"Oh Well!"
Last week I was on a journey back to my teen and university years. Friday nights spent listening to bands in the hot, sweaty Students Union and simultaneously trying to figure out how girls worked.
I like the live recorded, raw and vital sound of that Fleetwood Mac classic - "Oh Well" - spotted immediately by Peter. (To listen again use the player gadget at the bottom left of the screen.)
His namesake, guitarist Peter Green, was one of a handful of musicians who defined for me the sound of the late sixties, early seventies. A blues man, with a distinctive, effortless and individual style on the guitar as well as vocals, he produced a stream of classics in a few years with his Fleetwood Mac band. "Man of the World", "Need Your Love So Bad", and "Black Magic Woman" for example. The latter best known probably for the cover version by Santana. When he left, Fleetwood Mac deserted its blues roots and changed into the "supergroup" band that I suppose most people know today. If I sound nostalgic for something that has passed - then I am!
Like Gurney, Peter Green's career has been a tough voyage, beset with problems - but I'll let people investigate that themselves if they want.
This week's music also has something in common with these previous posts.

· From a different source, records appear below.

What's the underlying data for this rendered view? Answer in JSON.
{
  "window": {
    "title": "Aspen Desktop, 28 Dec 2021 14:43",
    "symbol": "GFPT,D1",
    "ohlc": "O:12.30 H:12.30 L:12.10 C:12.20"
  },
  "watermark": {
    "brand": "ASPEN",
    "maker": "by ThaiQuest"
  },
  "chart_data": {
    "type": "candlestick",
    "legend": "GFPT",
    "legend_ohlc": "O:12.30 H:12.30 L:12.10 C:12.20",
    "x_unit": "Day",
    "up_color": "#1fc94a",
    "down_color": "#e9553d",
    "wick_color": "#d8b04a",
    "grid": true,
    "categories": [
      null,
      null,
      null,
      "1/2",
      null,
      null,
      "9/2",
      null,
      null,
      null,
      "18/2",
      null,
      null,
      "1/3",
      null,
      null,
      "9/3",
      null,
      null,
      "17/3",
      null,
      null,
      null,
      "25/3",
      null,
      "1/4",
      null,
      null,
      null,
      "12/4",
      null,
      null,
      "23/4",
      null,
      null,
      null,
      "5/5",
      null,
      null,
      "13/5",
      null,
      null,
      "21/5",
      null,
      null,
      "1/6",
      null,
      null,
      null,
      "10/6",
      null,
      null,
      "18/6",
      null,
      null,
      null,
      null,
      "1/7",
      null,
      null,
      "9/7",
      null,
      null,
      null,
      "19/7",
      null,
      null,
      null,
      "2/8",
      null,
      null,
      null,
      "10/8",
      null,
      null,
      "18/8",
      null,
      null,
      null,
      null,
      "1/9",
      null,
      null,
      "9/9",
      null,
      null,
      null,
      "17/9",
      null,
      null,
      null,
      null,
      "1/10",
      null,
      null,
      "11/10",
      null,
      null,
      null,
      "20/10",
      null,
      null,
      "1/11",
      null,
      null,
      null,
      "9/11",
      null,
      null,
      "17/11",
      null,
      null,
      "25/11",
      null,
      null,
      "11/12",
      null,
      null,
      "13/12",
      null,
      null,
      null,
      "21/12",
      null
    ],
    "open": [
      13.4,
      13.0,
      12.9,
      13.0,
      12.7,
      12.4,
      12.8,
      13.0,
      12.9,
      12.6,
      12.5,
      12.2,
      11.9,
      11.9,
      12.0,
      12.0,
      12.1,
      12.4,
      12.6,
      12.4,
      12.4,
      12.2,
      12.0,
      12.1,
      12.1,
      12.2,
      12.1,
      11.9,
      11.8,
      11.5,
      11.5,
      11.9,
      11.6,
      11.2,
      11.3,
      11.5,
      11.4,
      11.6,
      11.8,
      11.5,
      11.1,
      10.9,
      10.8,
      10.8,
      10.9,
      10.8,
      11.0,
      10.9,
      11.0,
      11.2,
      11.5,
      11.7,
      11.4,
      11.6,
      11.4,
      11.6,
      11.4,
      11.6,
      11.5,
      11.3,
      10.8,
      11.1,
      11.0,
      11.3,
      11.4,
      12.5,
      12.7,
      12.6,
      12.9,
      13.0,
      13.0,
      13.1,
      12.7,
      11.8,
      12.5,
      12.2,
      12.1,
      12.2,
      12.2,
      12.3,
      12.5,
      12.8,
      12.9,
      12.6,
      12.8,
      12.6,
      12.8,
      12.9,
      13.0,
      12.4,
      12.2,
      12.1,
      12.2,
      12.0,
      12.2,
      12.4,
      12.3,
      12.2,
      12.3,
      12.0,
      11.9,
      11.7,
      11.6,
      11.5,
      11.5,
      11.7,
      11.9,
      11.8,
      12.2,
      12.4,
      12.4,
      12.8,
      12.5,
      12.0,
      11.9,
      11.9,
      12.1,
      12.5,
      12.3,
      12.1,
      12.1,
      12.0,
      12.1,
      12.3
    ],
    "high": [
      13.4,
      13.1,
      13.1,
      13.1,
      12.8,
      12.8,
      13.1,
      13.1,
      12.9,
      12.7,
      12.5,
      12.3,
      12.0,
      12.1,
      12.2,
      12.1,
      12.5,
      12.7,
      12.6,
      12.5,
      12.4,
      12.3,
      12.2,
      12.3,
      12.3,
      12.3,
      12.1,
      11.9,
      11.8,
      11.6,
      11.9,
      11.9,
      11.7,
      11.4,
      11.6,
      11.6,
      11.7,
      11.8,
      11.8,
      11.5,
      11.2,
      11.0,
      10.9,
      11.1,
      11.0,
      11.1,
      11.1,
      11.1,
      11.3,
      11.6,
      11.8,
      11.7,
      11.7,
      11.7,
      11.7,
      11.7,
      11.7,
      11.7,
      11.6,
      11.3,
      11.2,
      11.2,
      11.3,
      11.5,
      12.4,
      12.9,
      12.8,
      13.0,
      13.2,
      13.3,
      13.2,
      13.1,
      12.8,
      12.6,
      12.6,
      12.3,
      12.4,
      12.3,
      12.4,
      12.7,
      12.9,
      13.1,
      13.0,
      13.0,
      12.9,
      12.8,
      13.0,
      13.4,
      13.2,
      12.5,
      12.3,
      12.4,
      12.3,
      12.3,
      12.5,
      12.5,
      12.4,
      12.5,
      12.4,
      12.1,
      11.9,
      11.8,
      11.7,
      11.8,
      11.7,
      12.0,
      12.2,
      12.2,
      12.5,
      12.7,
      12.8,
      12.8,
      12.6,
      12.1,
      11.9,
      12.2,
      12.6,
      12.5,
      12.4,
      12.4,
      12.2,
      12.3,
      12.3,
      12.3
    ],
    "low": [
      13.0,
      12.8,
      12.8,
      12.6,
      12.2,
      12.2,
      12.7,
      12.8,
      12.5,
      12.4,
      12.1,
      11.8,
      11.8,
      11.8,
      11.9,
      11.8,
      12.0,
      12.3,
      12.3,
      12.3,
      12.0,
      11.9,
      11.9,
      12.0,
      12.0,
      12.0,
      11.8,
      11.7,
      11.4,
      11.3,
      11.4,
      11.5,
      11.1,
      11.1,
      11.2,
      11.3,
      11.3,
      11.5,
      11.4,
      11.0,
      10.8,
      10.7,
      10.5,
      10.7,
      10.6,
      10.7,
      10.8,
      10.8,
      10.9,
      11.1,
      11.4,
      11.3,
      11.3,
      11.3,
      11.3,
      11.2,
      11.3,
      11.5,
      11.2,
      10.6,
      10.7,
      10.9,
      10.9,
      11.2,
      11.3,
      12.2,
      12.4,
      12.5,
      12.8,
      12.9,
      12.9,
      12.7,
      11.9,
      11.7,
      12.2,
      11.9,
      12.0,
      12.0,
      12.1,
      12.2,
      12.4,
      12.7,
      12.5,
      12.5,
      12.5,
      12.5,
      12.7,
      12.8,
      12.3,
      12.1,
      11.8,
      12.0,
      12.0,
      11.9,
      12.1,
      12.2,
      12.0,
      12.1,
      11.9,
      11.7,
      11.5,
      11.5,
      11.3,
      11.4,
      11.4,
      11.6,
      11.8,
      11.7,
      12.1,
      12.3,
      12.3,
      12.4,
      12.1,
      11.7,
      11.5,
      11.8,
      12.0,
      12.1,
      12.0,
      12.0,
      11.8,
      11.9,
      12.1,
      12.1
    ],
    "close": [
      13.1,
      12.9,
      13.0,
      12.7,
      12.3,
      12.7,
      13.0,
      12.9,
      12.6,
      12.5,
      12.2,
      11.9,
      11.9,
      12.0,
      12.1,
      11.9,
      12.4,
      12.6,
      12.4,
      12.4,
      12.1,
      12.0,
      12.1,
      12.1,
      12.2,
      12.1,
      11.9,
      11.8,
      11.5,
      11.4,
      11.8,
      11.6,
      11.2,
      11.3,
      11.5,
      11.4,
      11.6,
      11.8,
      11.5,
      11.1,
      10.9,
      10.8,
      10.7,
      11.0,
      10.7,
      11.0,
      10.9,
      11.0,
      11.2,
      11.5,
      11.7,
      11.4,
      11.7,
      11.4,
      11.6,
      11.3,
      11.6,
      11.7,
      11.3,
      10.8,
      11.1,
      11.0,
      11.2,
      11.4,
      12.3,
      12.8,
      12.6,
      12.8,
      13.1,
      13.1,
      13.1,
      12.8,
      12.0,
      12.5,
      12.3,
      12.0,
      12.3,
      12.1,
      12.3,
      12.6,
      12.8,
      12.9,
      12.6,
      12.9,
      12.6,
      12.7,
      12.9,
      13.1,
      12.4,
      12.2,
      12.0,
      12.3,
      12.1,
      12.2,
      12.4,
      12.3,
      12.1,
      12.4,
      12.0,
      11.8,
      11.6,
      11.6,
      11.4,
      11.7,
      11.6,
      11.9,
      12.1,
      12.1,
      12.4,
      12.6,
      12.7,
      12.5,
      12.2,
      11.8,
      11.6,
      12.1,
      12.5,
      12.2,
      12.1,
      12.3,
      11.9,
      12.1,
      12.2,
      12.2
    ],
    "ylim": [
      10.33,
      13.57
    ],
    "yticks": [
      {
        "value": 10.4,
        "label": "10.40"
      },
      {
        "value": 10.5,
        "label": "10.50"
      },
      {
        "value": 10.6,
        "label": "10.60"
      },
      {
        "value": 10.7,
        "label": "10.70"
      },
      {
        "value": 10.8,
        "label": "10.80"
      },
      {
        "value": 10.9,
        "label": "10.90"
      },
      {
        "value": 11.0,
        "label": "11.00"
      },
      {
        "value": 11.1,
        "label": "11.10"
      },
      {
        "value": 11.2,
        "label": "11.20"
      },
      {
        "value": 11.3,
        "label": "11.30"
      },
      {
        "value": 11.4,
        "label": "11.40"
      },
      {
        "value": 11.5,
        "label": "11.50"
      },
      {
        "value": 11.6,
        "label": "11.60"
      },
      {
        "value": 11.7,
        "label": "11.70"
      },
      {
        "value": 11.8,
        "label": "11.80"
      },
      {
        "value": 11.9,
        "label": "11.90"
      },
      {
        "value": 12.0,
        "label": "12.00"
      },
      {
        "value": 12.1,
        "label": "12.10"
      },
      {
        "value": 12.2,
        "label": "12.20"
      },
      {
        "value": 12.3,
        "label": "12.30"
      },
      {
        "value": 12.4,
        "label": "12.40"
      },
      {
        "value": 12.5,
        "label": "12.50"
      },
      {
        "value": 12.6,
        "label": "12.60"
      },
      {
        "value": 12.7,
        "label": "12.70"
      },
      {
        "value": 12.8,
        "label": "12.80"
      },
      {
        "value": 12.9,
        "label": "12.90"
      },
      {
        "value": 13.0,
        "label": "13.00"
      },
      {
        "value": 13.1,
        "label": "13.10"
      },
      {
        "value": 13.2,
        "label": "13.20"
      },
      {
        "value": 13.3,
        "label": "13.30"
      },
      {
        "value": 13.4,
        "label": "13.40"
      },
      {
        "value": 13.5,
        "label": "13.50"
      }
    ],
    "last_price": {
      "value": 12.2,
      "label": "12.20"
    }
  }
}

Marie Celeste contributed some interesting stuff about the Gurney/Fletcher song. If she is listening in, I wonder if there is any of this on her bookshelf, tucked alongside those Elizabethan Metaphysicals.. ?
The song gets a mention here: -
http://www.bbc.co.uk/highlandsandislands/content/a...
A song lyric is a completely different thing to a poem, though, and I'm not sure if this would have stood up on its own as poetry, although it works so well with the music.
However there are some interesting points here. I had posted the song because I knew and liked it, but hadn't really thought about it in the same way as "Sleep". The words are by Burns, as Peter also realised, but the music as you say is indeed a dance tune, and as I listen to the 4/4 repetitions I wonder why I missed it. It seemed so obviously a "melodie". I also discovered that there are different flavours of strathspey, however and this fits the idea of an "air". The dance itself is very stately , and reflects the contemplative longing mood of the words.
Is it a great poem? Probably not. You're right that it's first and foremost a song lyric, and it is a bit cliche'd. I doubt if Burns conceived it as any more than a warmly felt tribute to someone he loved and missed. It does capture that feeling nicely, without quite getting mawkish, when you see reminders of someone everywhere. cf with "All Kinds of Everything", the sugary Eurovision Winner of 1970 from Dana.
And it is beautifully sung - not easy I would think, at such a slow tempo.